Regarding landscape design, elements of art include but are not limited to color, line, form, texture and scale.
Color
Color can be used to visually change distance perspective and to set a certain mood.
Warm colors and light tints, such as red, orange, yellow and white, advance an object or area toward the observer. These colors and tints placed near the foundation of a house would make the house appear closer to the street.
Cool colors and deep shades like blue, green and black recede and can be used to make the house appear farther from the street. Cool colors are restful while warm colors express action and are best used in filtered light or against a green or dark background.
A color wheel is a diagramatic way of showing relationships between colors. Colors on the right side of the wheel are warm. Colors on the left side are cool. Colors adjacent to one another are analogous. Opposite colors are complementary.

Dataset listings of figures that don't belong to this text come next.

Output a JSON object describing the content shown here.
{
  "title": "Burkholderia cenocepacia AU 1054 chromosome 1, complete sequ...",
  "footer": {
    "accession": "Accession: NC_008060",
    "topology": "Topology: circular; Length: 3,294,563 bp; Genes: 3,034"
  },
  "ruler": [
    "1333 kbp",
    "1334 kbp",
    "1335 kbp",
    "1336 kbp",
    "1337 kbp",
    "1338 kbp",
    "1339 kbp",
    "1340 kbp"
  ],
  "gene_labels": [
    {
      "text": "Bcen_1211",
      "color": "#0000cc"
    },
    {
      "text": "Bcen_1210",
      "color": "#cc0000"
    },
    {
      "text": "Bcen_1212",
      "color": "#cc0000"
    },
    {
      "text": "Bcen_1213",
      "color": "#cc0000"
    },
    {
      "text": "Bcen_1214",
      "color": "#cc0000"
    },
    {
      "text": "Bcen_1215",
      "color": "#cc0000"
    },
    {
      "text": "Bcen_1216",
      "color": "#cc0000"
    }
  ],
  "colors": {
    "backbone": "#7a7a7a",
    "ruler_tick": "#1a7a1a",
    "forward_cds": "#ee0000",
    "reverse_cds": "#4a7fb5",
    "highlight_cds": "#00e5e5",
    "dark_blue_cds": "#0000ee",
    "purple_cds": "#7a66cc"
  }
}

What is important to gardeners, is how colors clash with or complement one another and the distinction between warm and cool colors.
Line
Line is related to eye movement or flow. In the overall landscape, line is inferred by bed arrangement and the way these beds fit or flow together. Straight lines tend to be forceful, structural and stable and direct the observer's eye to a point faster than curved lines. Curved or free-flowing lines are sometimes described as smooth, graceful or gentle and create a relaxing, progressive, moving and natural feeling. Bedlines in our own designs often flow across hard-surfaced areas such as driveways and walkways.
Form
Form and line are closely related. Line is considered usually in terms of the outline or bed edges, whereas form is more encompassing. The concept of form is related also to the size of an object or area. Form can be discussed in terms of individual plant growth habits or as the planting arrangement in a landscape. Plant forms include upright, oval, columnar, spreading, broad spreading, weeping, mounding, vase-shape, etc. Form is basically the shape and structure of a plant or mass of plants. Structures also have form and should be considered as such when designing the area around them.
Texture
Texture describes the surface quality of an object than can be seen or felt. Surfaces in the landscape includes buildings, walks, patios, groundcovers and plants. The texture of plants differs as the relationships between the leaves, twigs and branches differ. Coarse, medium or fine foliage could be used to describe texture but so could smooth, rough, glossy or dull. In a design we often alternate large-leaved plants with small-leaved plants, or dull-leaved with shiny-leaved to create visually appealing contrast in texture.
Scale
Scale refers to the size of an object or objects in relation to the surroundings. Size refers to definite measurements while scale describes the size relationship between adjacent objects. The size of plantings and buildings compared on the human scale must be considered. If you are designing a landscape for a single level home on a 1/4 acre size lot large shade trees such as red oaks or elms should be substitued with smaller-growing shade trees such as the Trident maple or flowering trees such as crape myrtles.